Disclaimer: I don't own em, I only write about them because I have all these stories on my insides that make me fuzzy and I want to share them and...; Don't look at me like that.

Author's notes: Every chapter will be in another character's POV. Next up is Arthur, then Molly, Harry, Severus, George and finally Percy.

It was the summer of his sixth year. Nearly seventeen. Our boy was growing.

James...? Sirius? Do you see this? Lily, look at him. Isn't he wonderful?

It's been months since I last saw Sirius. Months and months, since I offered that warm embrace that I always did when he cried. Months and months, since I shushed him and rocked him, trying to convince him the Dementors of his dreams were just that...a part of his dreams.

He never believed me.

It had all felt so empty without him. For thirteen years I was without him. For thirteen years I mourned the death of the Marauders. I mourned and it was in vain, because my Sirius was innocent. MY Sirius. Yes you heard me correctly. Mine.

Sometimes I feel Moony claimed Padfoot more than I claimed Sirius, but Sirius always said that we were Moony and Padfoot, even if I always separated our forms. Moony claims people. I try not to. But Moony has claimed Harry, Ron, Hermoine...the whole Weasley clan and even my school enemy, Severus.

I've been staying at Grimmauld Place since he passed through the veil. Molly stops by when she has time, and Arthur always finds time to rest his weary feet after work and before family. Don't get me wrong, Arthur is very much and whole-heartedly head over heels in love with his family, Merlin bless him, but with that many people its hard to just sit quietly and have a drink or two.

Molly won't let anyone else over, which saddens me. I know I should just leave. I know she'd let them visit me if I weren't here. She says that Grimmauld Place has its ghosts...and not like the one that rattles its chains in her attic. Too many shadows, she says.

I think I've become one of those shadows.

And it's only getting worse.

It started in spring. A gloomy March, filled with frost and stillness. As the wolf would release me from his hell begotten claws, I would stare out the windows at the frost nipping at the branches of the spindly saplings. It would hang on the unfallen dead leaves, tracing magnificent patterns on the insides of the leaf. I know. When the pain is at its worst, I find staring at something, listlessly, the most amusing.

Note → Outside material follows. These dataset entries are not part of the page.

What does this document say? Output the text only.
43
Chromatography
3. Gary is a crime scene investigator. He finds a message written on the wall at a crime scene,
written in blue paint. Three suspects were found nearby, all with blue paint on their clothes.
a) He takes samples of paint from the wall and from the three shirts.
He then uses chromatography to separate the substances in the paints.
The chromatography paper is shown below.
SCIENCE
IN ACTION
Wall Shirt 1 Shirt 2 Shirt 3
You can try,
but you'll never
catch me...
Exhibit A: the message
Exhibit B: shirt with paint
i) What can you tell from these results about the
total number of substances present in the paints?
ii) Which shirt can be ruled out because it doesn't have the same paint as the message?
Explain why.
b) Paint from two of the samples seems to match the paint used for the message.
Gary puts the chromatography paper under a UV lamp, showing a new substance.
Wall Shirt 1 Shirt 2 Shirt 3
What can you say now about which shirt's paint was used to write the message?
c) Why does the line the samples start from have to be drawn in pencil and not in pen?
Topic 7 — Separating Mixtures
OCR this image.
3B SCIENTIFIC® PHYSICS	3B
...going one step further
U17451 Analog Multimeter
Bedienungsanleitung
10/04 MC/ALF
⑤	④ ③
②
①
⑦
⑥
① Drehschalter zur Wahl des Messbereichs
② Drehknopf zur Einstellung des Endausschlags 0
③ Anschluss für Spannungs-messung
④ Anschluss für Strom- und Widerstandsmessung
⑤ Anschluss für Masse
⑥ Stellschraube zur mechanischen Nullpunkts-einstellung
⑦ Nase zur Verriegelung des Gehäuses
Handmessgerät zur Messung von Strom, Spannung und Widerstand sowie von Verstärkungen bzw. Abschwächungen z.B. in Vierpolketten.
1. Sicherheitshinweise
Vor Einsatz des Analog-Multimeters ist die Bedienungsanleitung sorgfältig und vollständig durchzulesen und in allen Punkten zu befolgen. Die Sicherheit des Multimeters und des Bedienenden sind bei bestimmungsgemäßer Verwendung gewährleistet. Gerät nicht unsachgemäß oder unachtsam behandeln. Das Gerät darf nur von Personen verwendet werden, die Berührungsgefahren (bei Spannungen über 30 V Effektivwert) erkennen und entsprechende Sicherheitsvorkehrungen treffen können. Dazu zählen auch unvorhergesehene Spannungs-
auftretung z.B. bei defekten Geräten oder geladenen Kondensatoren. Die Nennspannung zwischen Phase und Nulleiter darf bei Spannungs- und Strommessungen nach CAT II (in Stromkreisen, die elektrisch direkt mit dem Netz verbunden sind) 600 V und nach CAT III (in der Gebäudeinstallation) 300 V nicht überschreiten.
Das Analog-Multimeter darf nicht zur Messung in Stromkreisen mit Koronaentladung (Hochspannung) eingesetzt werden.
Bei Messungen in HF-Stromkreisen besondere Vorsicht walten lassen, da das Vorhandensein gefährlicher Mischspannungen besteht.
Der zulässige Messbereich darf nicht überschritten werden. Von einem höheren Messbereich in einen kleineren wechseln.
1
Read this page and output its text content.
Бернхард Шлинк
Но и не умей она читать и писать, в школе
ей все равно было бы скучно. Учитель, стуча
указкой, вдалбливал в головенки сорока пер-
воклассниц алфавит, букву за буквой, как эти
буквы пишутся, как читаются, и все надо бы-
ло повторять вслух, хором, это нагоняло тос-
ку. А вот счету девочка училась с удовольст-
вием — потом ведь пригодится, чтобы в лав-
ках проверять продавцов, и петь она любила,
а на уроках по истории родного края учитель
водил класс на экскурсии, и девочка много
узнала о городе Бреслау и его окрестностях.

I could feel the wrong down to my toes, and yet I could see nothing different from any other change. Blood trickled from self-inflicted wounds; something my subconscious pointed out wouldn't have happened if Padfoot were there. I felt another sob wrack at my sore body. Somewhere deep inside, where the wrong was, a small voice said 'Harry,' and as much as I denied it, I believed it through and through.

April brought twittering birds, brighter mornings and less frost. I was thankful for the lack of ice. I always hated how the ice wheedled its way into my bones, clutching at the tenderness and expanding it.

The wrongness was there again. Moreso this time. It felt so wrong. I curled into a ball, as if trying to avoid the wrongness. The evil inside me was growing and I didn't know why.

And suddenly I remember.

I remember my father talking to the Healers at Mungo's. I remember their soft words, as I leaned against the door trying to pull the words from mumblings.

"You know, of course, he will not have the average lifespan of a normal wizard?"

"Yes."

"If he starts complaining of something different, bring him here immediately."

"To live out his life?"

"No. We cannot let them live out their remaining time."


I couldn't tell Molly. I don't want to die. You understand...don't you?